系統,我不做任務了
兩只手腕都被男人抓著,慕容瓷動不了,她的神色都被清清楚楚的映照在男人眼底。
是厭倦,是疲憊,最后成為一種淡漠。
但是,沈從是了解她的。
淡漠的后面,還有一種冷漠和玩味。
很奇怪的感覺。
如果不是深知這個女人沒有表面上這樣看起來那么愛他。
他幾乎都要為她這幅為情所困的模樣欣喜若狂了。
慕容瓷淡淡的開口:“你想從我嘴里聽到什么答案?”
他松開抓著她手腕的手,男人的身軀溫熱,漸漸逼近她,嗓音低沉,聽不出什么:
“是因為她逼迫她父親出資救了我的公司,你覺得她有這層有恩于我的關系在,所以才會覺得我和她有后續故事”
沈從太懂慕容瓷了,以至于她的微表情都被他盡收眼底,從而快速捕捉。
她剛剛冷笑了一下。
他想,他沒看錯。
是冷笑,還有不屑,最后回歸淡漠。
沈從繼續開口:“還是因為你知道一些我不知道的東西,所以覺得,她一定會跟我有和你這般親密關系的發展。”
慕容瓷看著沈從。
很微妙的眼神。
那一秒中,她眼中快速的切過打量、疑問、審視、最后是高深莫測。
完全沒有剛剛吵架時的那種心煩意亂或為情所困。
更不見一絲生氣的模樣。
她又想,這個男人當年能打動她,讓他成為她身邊的第一個男人。
終究還是有幾分讓她欲罷不能,又欣喜的特點存在。
她伸手,指尖在他的臉頰上輕輕劃過,像是打量物品般,居然還有那么一點不舍。
慕容瓷揚起唇,笑出了聲。
可很快,她發現她說不出話。
慕容瓷動了動嘴唇,發現真的是一個字都說不出來。
她也不惱。
只是淡笑著。
眸色也幽深了幾分。
雖然慕容瓷沒有說話,但沈從也沒多想,他只當是她懶得回答這種有失她傲慢姿態的問題。
所以他替她回答了第一個問題:“就算宋沫是我的救命恩人,你也不會多看她兩眼,更不會因為這件事就覺得我和她有后續。”
男人低低的笑了下:“所以第一個問題,否認掉。”
“那么第二個問題。”
沈從用一種很溫和,堪稱從容不迫的卻又無聲無息間步步緊逼的姿勢,將慕容瓷圈在懷里,二人間近的呼吸都能感受到。

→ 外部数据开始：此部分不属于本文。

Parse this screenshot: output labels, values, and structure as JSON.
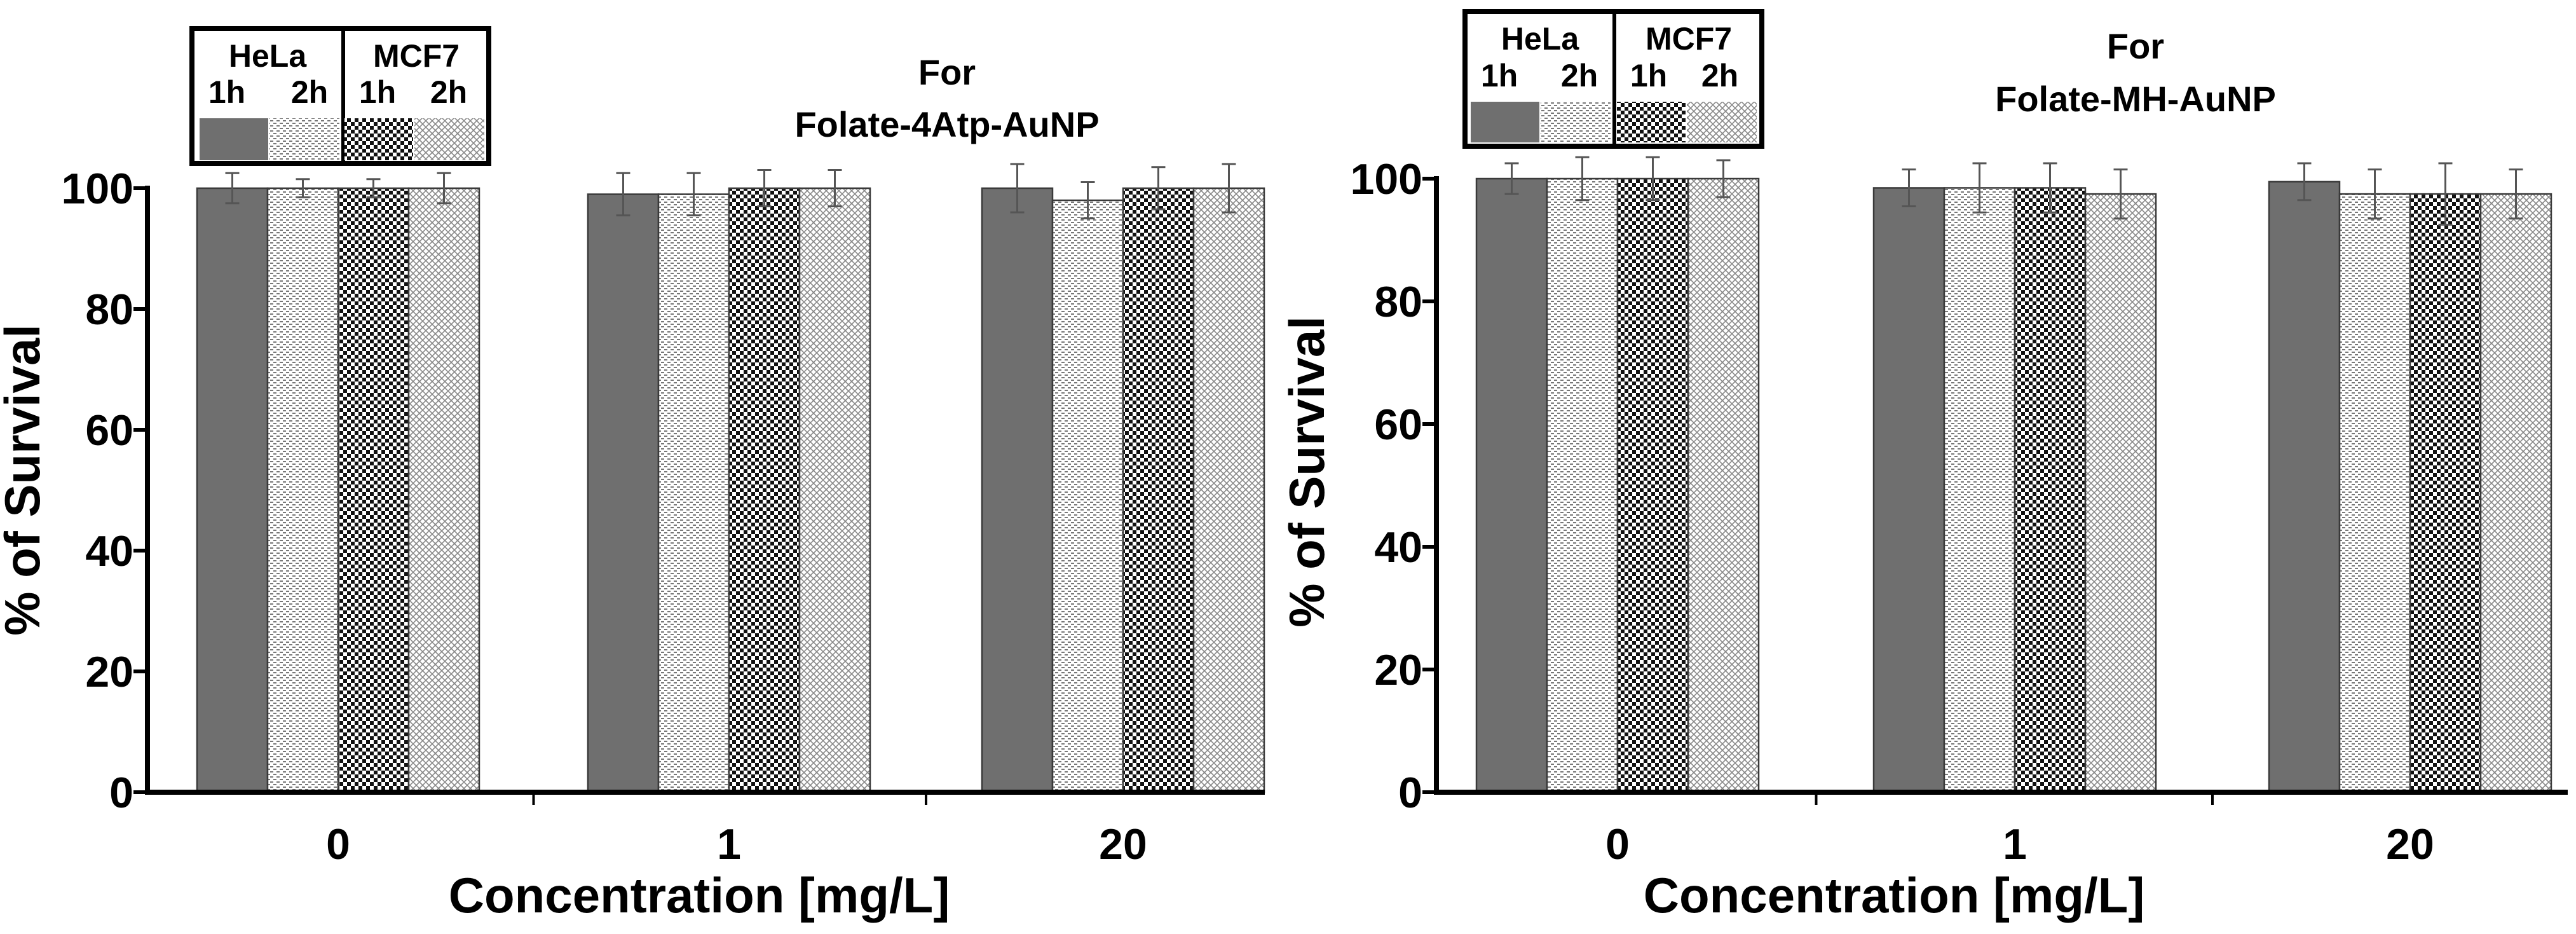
{
  "figure": {
    "colors": {
      "hela_1h": "#6f6f6f",
      "hela_2h": "#b9b9b9",
      "mcf7_1h": "#1a1a1a",
      "mcf7_2h": "#c6c6c6",
      "axis": "#000000",
      "error_bar": "#555555"
    }
  },
  "chart_data": [
    {
      "type": "bar",
      "title_line1": "For",
      "title_line2": "Folate-4Atp-AuNP",
      "xlabel": "Concentration [mg/L]",
      "ylabel": "% of Survival",
      "ylim": [
        0,
        100
      ],
      "yticks": [
        "0",
        "20",
        "40",
        "60",
        "80",
        "100"
      ],
      "categories": [
        "0",
        "1",
        "20"
      ],
      "legend": {
        "groups": [
          "HeLa",
          "MCF7"
        ],
        "sublabels": [
          "1h",
          "2h",
          "1h",
          "2h"
        ]
      },
      "series": [
        {
          "name": "HeLa 1h",
          "values": [
            100,
            99,
            100
          ],
          "errors": [
            2.5,
            3.5,
            4.0
          ]
        },
        {
          "name": "HeLa 2h",
          "values": [
            100,
            99,
            98
          ],
          "errors": [
            1.5,
            3.5,
            3.0
          ]
        },
        {
          "name": "MCF7 1h",
          "values": [
            100,
            100,
            100
          ],
          "errors": [
            1.5,
            3.0,
            3.5
          ]
        },
        {
          "name": "MCF7 2h",
          "values": [
            100,
            100,
            100
          ],
          "errors": [
            2.5,
            3.0,
            4.0
          ]
        }
      ]
    },
    {
      "type": "bar",
      "title_line1": "For",
      "title_line2": "Folate-MH-AuNP",
      "xlabel": "Concentration [mg/L]",
      "ylabel": "% of Survival",
      "ylim": [
        0,
        100
      ],
      "yticks": [
        "0",
        "20",
        "40",
        "60",
        "80",
        "100"
      ],
      "categories": [
        "0",
        "1",
        "20"
      ],
      "legend": {
        "groups": [
          "HeLa",
          "MCF7"
        ],
        "sublabels": [
          "1h",
          "2h",
          "1h",
          "2h"
        ]
      },
      "series": [
        {
          "name": "HeLa 1h",
          "values": [
            100,
            98.5,
            99.5
          ],
          "errors": [
            2.5,
            3.0,
            3.0
          ]
        },
        {
          "name": "HeLa 2h",
          "values": [
            100,
            98.5,
            97.5
          ],
          "errors": [
            3.5,
            4.0,
            4.0
          ]
        },
        {
          "name": "MCF7 1h",
          "values": [
            100,
            98.5,
            97.5
          ],
          "errors": [
            3.5,
            4.0,
            5.0
          ]
        },
        {
          "name": "MCF7 2h",
          "values": [
            100,
            97.5,
            97.5
          ],
          "errors": [
            3.0,
            4.0,
            4.0
          ]
        }
      ]
    }
  ]
}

他親昵的問:“你知道什么我不知道的東西,所以才會覺得她會和我有后續?”
臥室里很安靜。
頭頂的白熾燈將兩人臉上的毛囊都照的清清楚楚。
“你沒有拒絕她。”
就在這樣的距離下,慕容瓷淡淡的說道。
就在這樣的距離下,慕容瓷淡淡的說道。
“什么?”男人怔住。
什么他沒拒絕她?
慕容瓷推開他的臉,那副打量沈從的神色已經不見,又恢復了剛剛那副為情所困的模樣,語氣淡然:“不管我知道什么你不知道的,不論是任何存在,沈從,你允許她在你的世界里生活了三年。”
“就這一點,就足夠引起我時不時厭棄你的程度了。”
“所以”她掀起唇,輕笑了下,眼里是他熟悉的漫不經心帶來的傲慢:“這一點,就足夠證明你對我的愛不純粹了,也足夠證明,我們沒有下去的必要。”
“”
慕容瓷下了床,這一次,他沒有阻攔,只是看著慕容瓷進了浴室的身影。
高大的身軀坐在床邊,沈從卻被氣笑了。
他算是看明白了,這女人真的就是純純給他找事。
他對宋沫這個女人的印象就是,如果不是身邊的人不停的提醒他,有個叫宋沫的女人喜歡他,他根本不會在乎什么有個喜歡他的人在他的世界里生存了三年。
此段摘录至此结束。